Why Love Won at the 93rd Annual Oscar Awards
Director Tyler Perry commanded his audience to reject hate in all of its forms.
I know you likely did not watch the 93rd Annual Academy Awards show. And with viewership plunging by more than 58% from last year, it’s clear that many of you would rather watch paint dry.
But there was an award-winning moment that the media won’t talk much about. As he accepted the Jean Hersholt Humanitarian Award, director Tyler Perry — best known for his “Madea” films — delivered a message that was righteous and truly unifying. His was a message of love as he commanded his audience to reject hate in all of its forms:
I refuse to hate someone because they’re Mexican or because they are black or white or LGBTQ. I refuse to hate someone because they’re a police officer or because they’re Asian. I would hope we would refuse hit hate.

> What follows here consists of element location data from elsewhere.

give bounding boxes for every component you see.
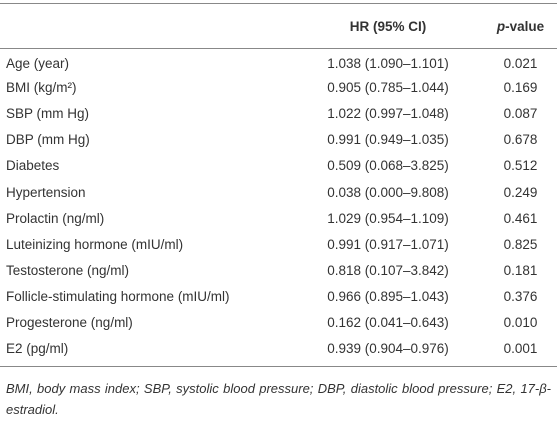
p-value-cell: 0.512	[503, 158, 538, 174]
p-value-cell: 0.825	[503, 236, 538, 252]
p-value-cell: 0.010	[503, 314, 538, 330]
header-row: HR (95% CI) p-value	[0, 3, 557, 49]
hr-cell: 0.991 (0.949–1.035)	[327, 132, 449, 148]
variable-cell: E2 (pg/ml)	[0, 335, 292, 368]
table-row: DBP (mm Hg) 0.991 (0.949–1.035) 0.678	[0, 127, 557, 153]
variable-cell: BMI (kg/m²)	[6, 80, 77, 96]
p-value-cell: 0.001	[484, 335, 557, 368]
footnote: BMI, body mass index; SBP, systolic bloo…	[6, 381, 551, 417]
table-row: Luteinizing hormone (mIU/ml) 0.991 (0.917…	[0, 231, 557, 257]
p-value-cell: 0.021	[503, 55, 538, 71]
hr-cell: 1.029 (0.954–1.109)	[327, 210, 449, 226]
hr-cell: 1.038 (1.090–1.101)	[327, 55, 449, 71]
hr-cell: 0.966 (0.895–1.043)	[327, 288, 449, 304]
table-row: Hypertension 0.038 (0.000–9.808) 0.249	[0, 179, 557, 205]
variable-cell: SBP (mm Hg)	[6, 106, 90, 122]
header-text: -value	[505, 18, 545, 34]
hr-cell: 0.905 (0.785–1.044)	[327, 80, 449, 96]
table-header: HR (95% CI) p-value	[0, 3, 557, 49]
variable-cell: Age (year)	[6, 55, 70, 71]
results-table: HR (95% CI) p-value Age (year) 1.038 (1.0…	[0, 3, 557, 368]
p-value-cell: 0.678	[503, 132, 538, 148]
table-row: Diabetes 0.509 (0.068–3.825) 0.512	[0, 153, 557, 179]
header-cell: HR (95% CI)	[292, 3, 484, 49]
p-value-cell: 0.376	[503, 288, 538, 304]
p-value-cell: 0.461	[503, 210, 538, 226]
variable-cell: Testosterone (ng/ml)	[6, 262, 130, 278]
variable-cell: Follicle-stimulating hormone (mIU/ml)	[6, 288, 230, 304]
variable-cell: Luteinizing hormone (mIU/ml)	[6, 236, 184, 252]
hr-cell: 0.038 (0.000–9.808)	[327, 184, 449, 200]
variable-cell: Prolactin (ng/ml)	[6, 210, 105, 226]
table-row: Age (year) 1.038 (1.090–1.101) 0.021	[0, 49, 557, 75]
table-row: E2 (pg/ml) 0.939 (0.904–0.976) 0.001	[0, 335, 557, 368]
table-row: BMI (kg/m²) 0.905 (0.785–1.044) 0.169	[0, 75, 557, 101]
table-row: Prolactin (ng/ml) 1.029 (0.954–1.109) 0.46…	[0, 205, 557, 231]
hr-cell: 0.939 (0.904–0.976)	[292, 335, 484, 368]
hr-cell: 0.818 (0.107–3.842)	[327, 262, 449, 278]
hr-cell: 0.509 (0.068–3.825)	[327, 158, 449, 174]
p-value-cell: 0.169	[503, 80, 538, 96]
p-value-cell: 0.087	[503, 106, 538, 122]
table-row: Progesterone (ng/ml) 0.162 (0.041–0.643) 0…	[0, 309, 557, 335]
p-value-cell: 0.181	[503, 262, 538, 278]
variable-cell: Diabetes	[6, 158, 60, 174]
table-row: SBP (mm Hg) 1.022 (0.997–1.048) 0.087	[0, 101, 557, 127]
header-cell	[0, 3, 292, 49]
p-value-cell: 0.249	[503, 184, 538, 200]
table-row: Testosterone (ng/ml) 0.818 (0.107–3.842) 0…	[0, 257, 557, 283]
header-cell: p-value	[484, 3, 557, 49]
hr-cell: 1.022 (0.997–1.048)	[327, 106, 449, 122]
table-body: Age (year) 1.038 (1.090–1.101) 0.021 BMI (k…	[0, 49, 557, 368]
hr-cell: 0.162 (0.041–0.643)	[327, 314, 449, 330]
variable-cell: Progesterone (ng/ml)	[6, 314, 133, 330]
header-italic: p	[496, 18, 506, 34]
variable-cell: DBP (mm Hg)	[6, 132, 90, 148]
hr-cell: 0.991 (0.917–1.071)	[327, 236, 449, 252]
table-row: Follicle-stimulating hormone (mIU/ml) 0.9…	[0, 283, 557, 309]
variable-cell: Hypertension	[6, 184, 86, 200]
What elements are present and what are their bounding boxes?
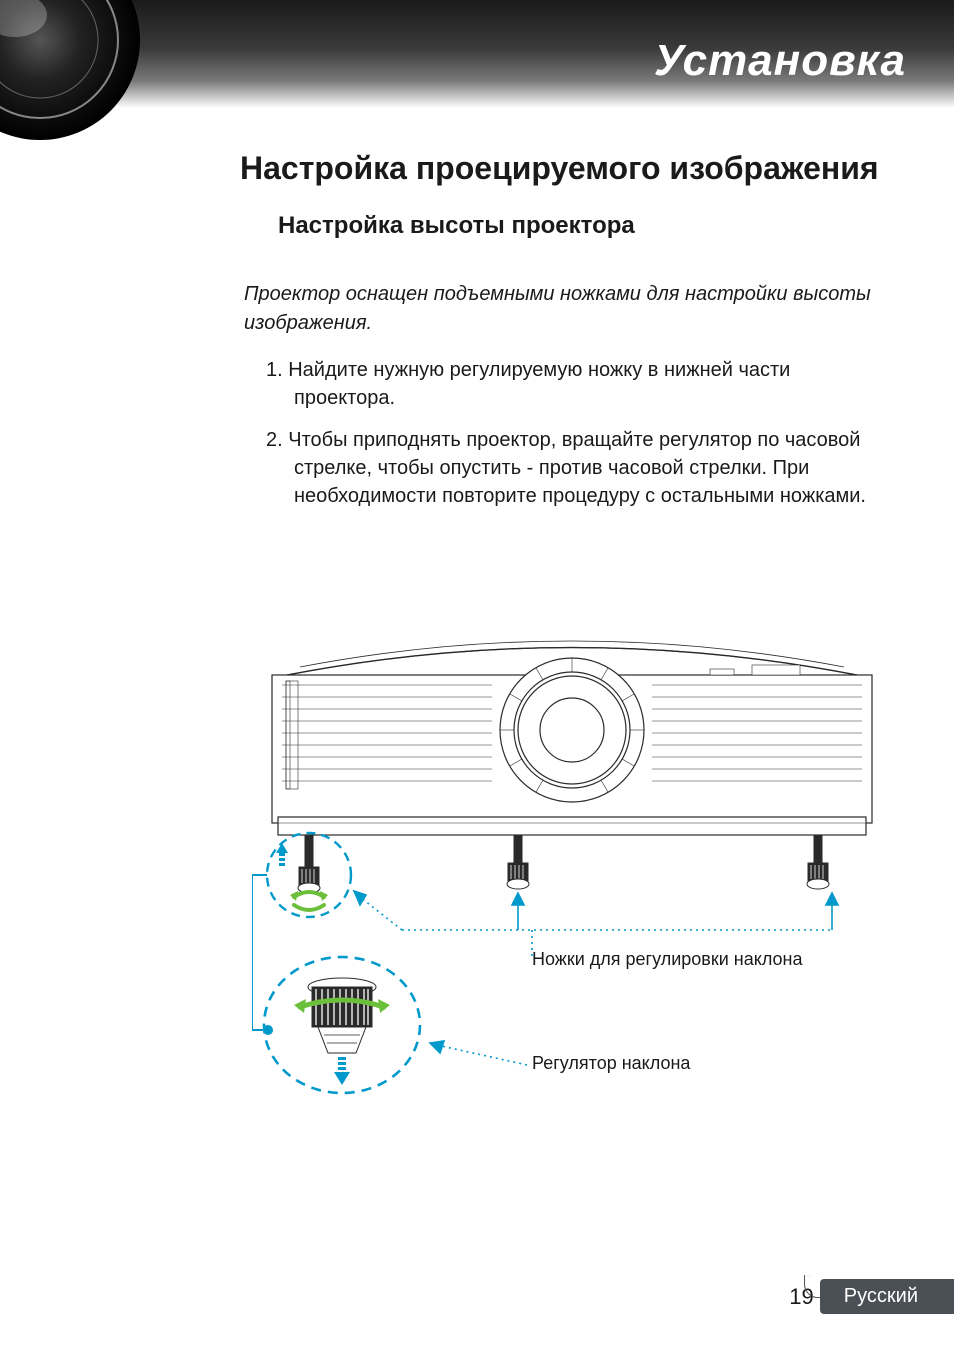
section-heading: Настройка проецируемого изображения: [240, 148, 894, 188]
language-tab: Русский: [820, 1279, 954, 1314]
callout-tilt-ring: Регулятор наклона: [532, 1053, 690, 1074]
projector-diagram: Ножки для регулировки наклона Регулятор …: [252, 625, 892, 1115]
subsection-heading: Настройка высоты проектора: [278, 212, 894, 240]
page-footer: 19 Русский: [789, 1279, 954, 1314]
steps-list: 1. Найдите нужную регулируемую ножку в н…: [266, 356, 894, 510]
callout-tilt-feet: Ножки для регулировки наклона: [532, 949, 803, 970]
lens-decoration-icon: [0, 0, 140, 140]
page-header: Установка: [0, 0, 954, 108]
page-title: Установка: [654, 36, 906, 86]
content-area: Настройка проецируемого изображения Наст…: [0, 108, 954, 510]
list-item: 2. Чтобы приподнять проектор, вращайте р…: [266, 426, 894, 510]
intro-paragraph: Проектор оснащен подъемными ножками для …: [244, 280, 894, 338]
list-item: 1. Найдите нужную регулируемую ножку в н…: [266, 356, 894, 412]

And I want to take this humanitarian award and dedicate it to anyone who wants to stand in the middle. Because that’s where healing, where conversation, where change happens. It happens in the middle. Anyone who wants to meet me in the middle to refuse hate and blanket judgment, this one is for you, too.
I believe Perry’s message was intended to deescalate the hate in the wake of what is perceived as police brutality as well as the ruling in the Derek Chauvin case. His message was one that would receive the nod of the late Dr. Martin Luther King Jr. himself.
But Perry’s message to reject hate did not receive much love from the black community — specifically progressives and those from the far Left who desperately need an enemy to fight.
That target is the police officer.
As Perry delivered his speech, the audience roared with approval up until the words “police officer” were uttered. The applause abruptly ended, the silence signaling disappointment in Perry’s advocacy of love for all people, including the men and women in blue.
But how is what Perry stated any different from what the great MLK commanded in this passage from one of his famous sermons?
Now there is a final reason I think that Jesus says, “Love your enemies.” It is this: that love has within it a redemptive power. And there is a power there that eventually transforms individuals. Just keep being friendly to that person. Just keep loving them, and they can’t stand it too long. Oh, they react in many ways in the beginning. They react with guilt feelings, and sometimes they’ll hate you a little more at that transition period, but just keep loving them. And by the power of your love they will break down under the load. That’s love, you see. It is redemptive, and this is why Jesus says love. There’s something about love that builds up and is creative. There is something about hate that tears down and is destructive. So love your enemies.
MLK called to continue loving the people we consider to be our enemies. He speaks of the redemptive qualities of forgiveness. He reinforces how compassion transforms us for the better. Tyler Perry wanted nothing but the same. If Perry is wrong for loving all people, then is MLK — whom the progressive Left idolizes — wrong, too?
What love cannot be is hypocritical. Something as universal as true love for humanity cannot be withheld depending on a political narrative or something as superficial as skin color or socioeconomic status. We don’t get to decide who deserves love and compassion. And heaven forbid the mainstream media have a say in who we should love. If MLK is right — which he is — then Tyler Perry’s message is without flaw.
The issue I fear most with hateful, hypocritical narratives is this: Right now the enemy is law enforcement. But if all it takes is for the media to decide who we should hate, then what happens if the hated someday turns out to be one of us? The target can move, and it could be me or you next. Tyler Perry is right to invoke, as Jesus did, the power of love for all — a commandment I believe protects our society from descending into the chaos of never-ending blame. While many awards were given that day, Tyler Perry delivered a winning message that, if applied by the majority of Americans, could start the path toward healing.